Central tendencies are measures which aims to find the "middle" point of your samples or distribution. There are 3 metrics:

1. Mean
2. Mode
3. Median

The mean is the average of all the samples. It is calculated via

$$mean = \mu = \frac{\sum_{i=0}^{n}{x_i}}{n}$$

The mode is the value that appear the most frequently.

The median is the middle value when you arrange the samples in order.

$$median = x_{(i + 1)/2}$$

In [2]:
samples = np.array([1,4,6,3,5,7,4,2,3,4,6,6,5,7,6,6,5])
samples = np.sort(samples)

print("Samples:", samples)
print("mean:", np.mean(samples))
print("mode:", np.bincount(samples).argmax())
print("median:", samples[int((len(samples) + 1) / 2)])

Samples: [1 2 3 3 4 4 4 5 5 5 6 6 6 6 6 7 7]
mean: 4.705882352941177
mode: 6
median: 5


## Measure of Dispersion

Central tendencies tells you where the middle of the samples are. However, we also want to know how spread out the values are. To do this we could use a few measures:

1. Range
2. Interquartile Range (IQR)
3. Variance
4. Standard diviation

The range is the difference between the max and min values of the samples. The IQR is the difference between the 75% position and the 25% position of the samples.

In [3]:
print("range:", max(samples) - min(samples))
upper_q = samples[int(3*(len(samples) + 1)/4)]
lower_q = samples[int((len(samples) + 1)/4)]
print("Upper quartile:", upper_q)
print("Lower quartile:", lower_q)
print("IQR:", upper_q - lower_q)

range: 6
Upper quartile: 6
Lower quartile: 4
IQR: 2


The variance of samples is the measure of the deviation from the mean. The standard deviation is the square root of the variance

$$\sigma^2 = var = \frac{\sum{(x-\mu)^2}}{n-1}$$


In [4]:
print("variance:", np.var(samples))
print("std:", np.std(samples))

variance: 2.7958477508650517
std: 1.6720788710061052


## Skewness

Sometimes distributions are not necessary centralised and normally distributed and could be "skewed" or piled up to the left or the right. A zero skew is just the Gaussian.

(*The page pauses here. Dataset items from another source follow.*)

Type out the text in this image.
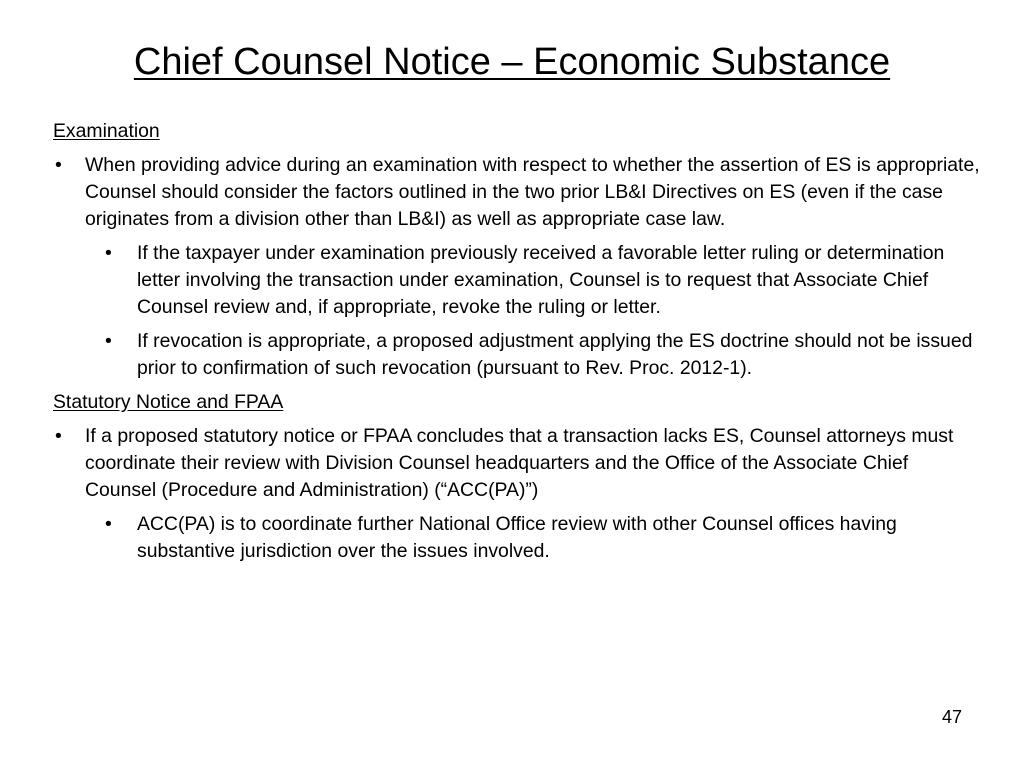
Chief Counsel Notice – Economic Substance
Examination
• When providing advice during an examination with respect to whether the assertion of ES is appropriate, Counsel should consider the factors outlined in the two prior LB&I Directives on ES (even if the case originates from a division other than LB&I) as well as appropriate case law.
• If the taxpayer under examination previously received a favorable letter ruling or determination letter involving the transaction under examination, Counsel is to request that Associate Chief Counsel review and, if appropriate, revoke the ruling or letter.
• If revocation is appropriate, a proposed adjustment applying the ES doctrine should not be issued prior to confirmation of such revocation (pursuant to Rev. Proc. 2012-1).
Statutory Notice and FPAA
• If a proposed statutory notice or FPAA concludes that a transaction lacks ES, Counsel attorneys must coordinate their review with Division Counsel headquarters and the Office of the Associate Chief Counsel (Procedure and Administration) (“ACC(PA)”)
• ACC(PA) is to coordinate further National Office review with other Counsel offices having substantive jurisdiction over the issues involved.
47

![skewness](./images/skew.webp)

A good measure for the skewness is to use the Pearson's skewness function which could be calculated using the mode or the median.

Using the mode:
$$sk_1 = \frac{\mu - mode}{\sigma}$$

Using the median:
$$sk_2 = \frac{3 (\mu - median)}{\sigma}$$

$sk_1$ uses the mode which is vulnerable to mistakes as the mode could only appear 3 times in a sample size of 1000 etc.

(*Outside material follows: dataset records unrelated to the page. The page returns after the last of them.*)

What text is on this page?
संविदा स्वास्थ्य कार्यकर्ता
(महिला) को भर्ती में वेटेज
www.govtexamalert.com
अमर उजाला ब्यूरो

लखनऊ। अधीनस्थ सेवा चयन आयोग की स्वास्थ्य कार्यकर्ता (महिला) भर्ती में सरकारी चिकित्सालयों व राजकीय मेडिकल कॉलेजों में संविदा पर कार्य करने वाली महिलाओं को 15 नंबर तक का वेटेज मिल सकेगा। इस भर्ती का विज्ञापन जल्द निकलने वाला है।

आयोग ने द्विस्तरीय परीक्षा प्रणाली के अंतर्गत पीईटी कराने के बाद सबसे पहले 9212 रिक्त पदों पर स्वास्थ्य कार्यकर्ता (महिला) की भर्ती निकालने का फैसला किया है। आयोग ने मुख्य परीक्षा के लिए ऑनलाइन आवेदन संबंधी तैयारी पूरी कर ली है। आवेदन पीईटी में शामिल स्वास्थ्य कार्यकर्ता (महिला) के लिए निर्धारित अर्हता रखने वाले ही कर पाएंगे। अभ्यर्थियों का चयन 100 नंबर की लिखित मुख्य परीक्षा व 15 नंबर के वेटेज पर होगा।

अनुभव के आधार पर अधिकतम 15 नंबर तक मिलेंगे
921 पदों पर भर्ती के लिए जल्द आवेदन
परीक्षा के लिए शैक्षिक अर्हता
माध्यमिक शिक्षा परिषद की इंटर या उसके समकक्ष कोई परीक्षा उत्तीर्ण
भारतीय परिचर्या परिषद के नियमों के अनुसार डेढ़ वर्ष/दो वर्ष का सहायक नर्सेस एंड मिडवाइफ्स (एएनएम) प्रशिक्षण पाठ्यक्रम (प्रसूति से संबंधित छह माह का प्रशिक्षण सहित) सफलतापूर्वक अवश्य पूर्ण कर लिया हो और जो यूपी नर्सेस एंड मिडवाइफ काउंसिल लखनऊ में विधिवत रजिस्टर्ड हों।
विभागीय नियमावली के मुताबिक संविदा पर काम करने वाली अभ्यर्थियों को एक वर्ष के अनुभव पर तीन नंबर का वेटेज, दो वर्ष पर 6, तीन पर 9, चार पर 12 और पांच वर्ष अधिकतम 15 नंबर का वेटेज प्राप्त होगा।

A better metric is to use the Fisher Pearson Coefficient which is calculated as

$$g_1 = \frac{m_3}{m_2^{3/2}}$$

where

$$m_k = \frac{1}{n} \sum_{i=1}^{n}(x_i - \mu)^k$$

In [5]:
mean = np.mean(samples)
mode = np.bincount(samples).argmax()
median = samples[int((len(samples) + 1) / 2)]
std = np.std(samples)

print("sk1:", (mean - mode) / std)
print("sk2:", 3 * (mean - median) / std)

print("g1:", sp.stats.skew(samples))

sk1: -0.773957299203321
sk2: -0.5276981585477186


g1: -0.5867376554941471


## Kurtosis

A very similar but fundamentally different concept to the variance is the kurtosis. This tells you how much the data clusters in the mean and in the tails of the distribution.

It is calculated as

$$K = \frac{1}{n} \sum_{i=1}^{n}(x_i - \mu)^4 $$

![kurtosis](./images/kurtosis.png)

In [6]:
print("kurtosis:", sp.stats.kurtosis(samples))

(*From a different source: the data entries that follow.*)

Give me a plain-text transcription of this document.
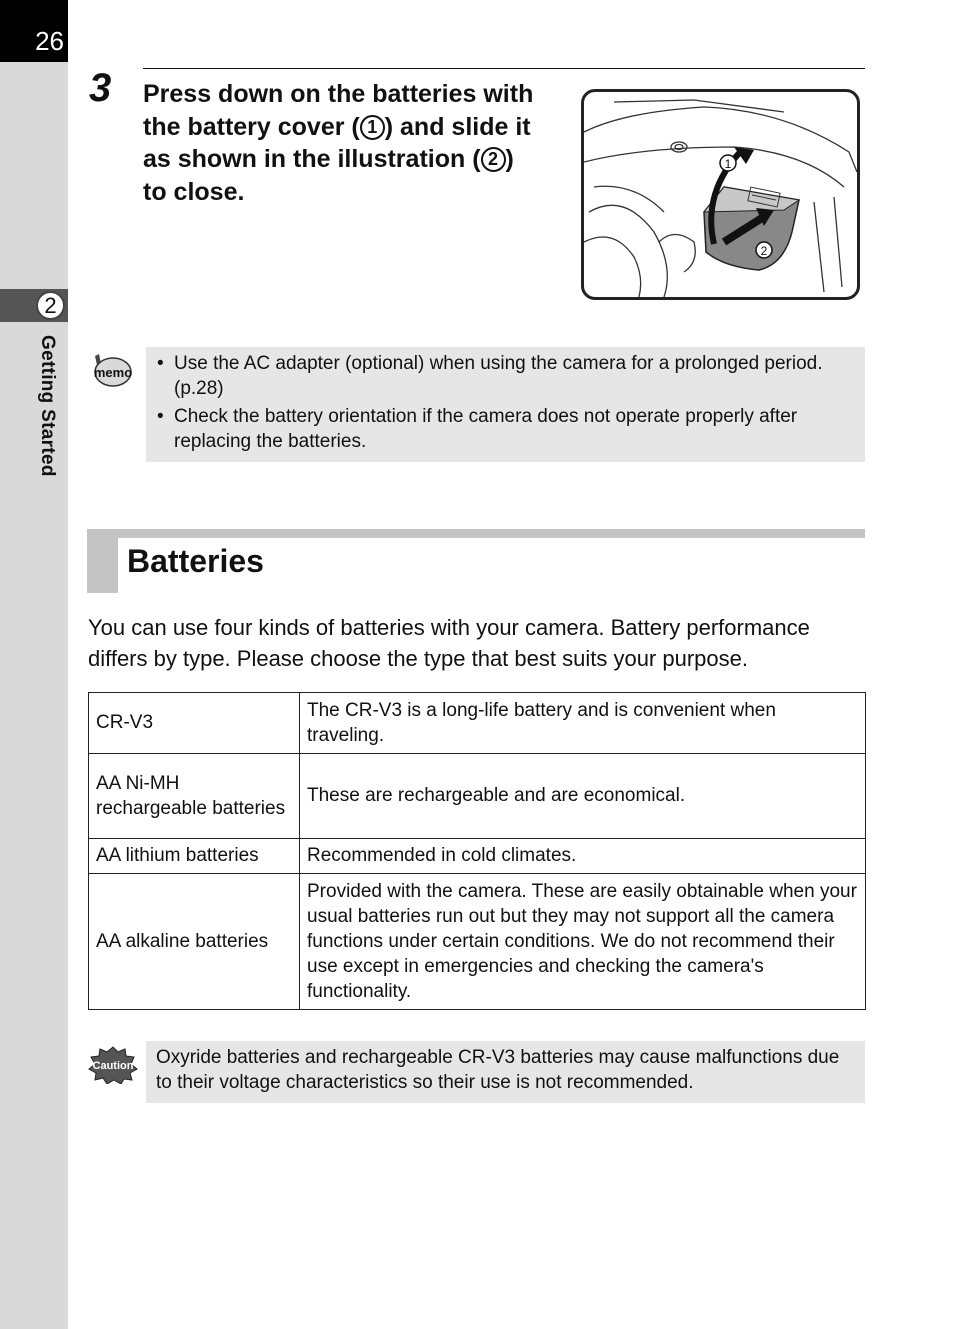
26
2
Getting Started
3 Press down on the batteries with the battery cover ( 1 ) and slide it as shown in the illustration ( 2 ) to close.
1
2
memo	• Use the AC adapter (optional) when using the camera for a prolonged period. (p.28)
• Check the battery orientation if the camera does not operate properly after replacing the batteries.
Batteries
You can use four kinds of batteries with your camera. Battery performance differs by type. Please choose the type that best suits your purpose.
CR-V3	The CR-V3 is a long-life battery and is convenient when traveling.
AA Ni-MH rechargeable batteries	These are rechargeable and are economical.
AA lithium batteries	Recommended in cold climates.
AA alkaline batteries	Provided with the camera. These are easily obtainable when your usual batteries run out but they may not support all the camera functions under certain conditions. We do not recommend their use except in emergencies and checking the camera's functionality.
Caution	Oxyride batteries and rechargeable CR-V3 batteries may cause malfunctions due to their voltage characteristics so their use is not recommended.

kurtosis: -0.5215787667875689


## Statistical Moments

The values introduced here are values which could be considered statiscal moments where:

1. First moment: Mean
2. Second moment: Variance
3. Third moment: Skewness
4. Forth moment: Kurtosis

Higher order moments do exist but their properties are not usually impactful and thus are not usually analysed.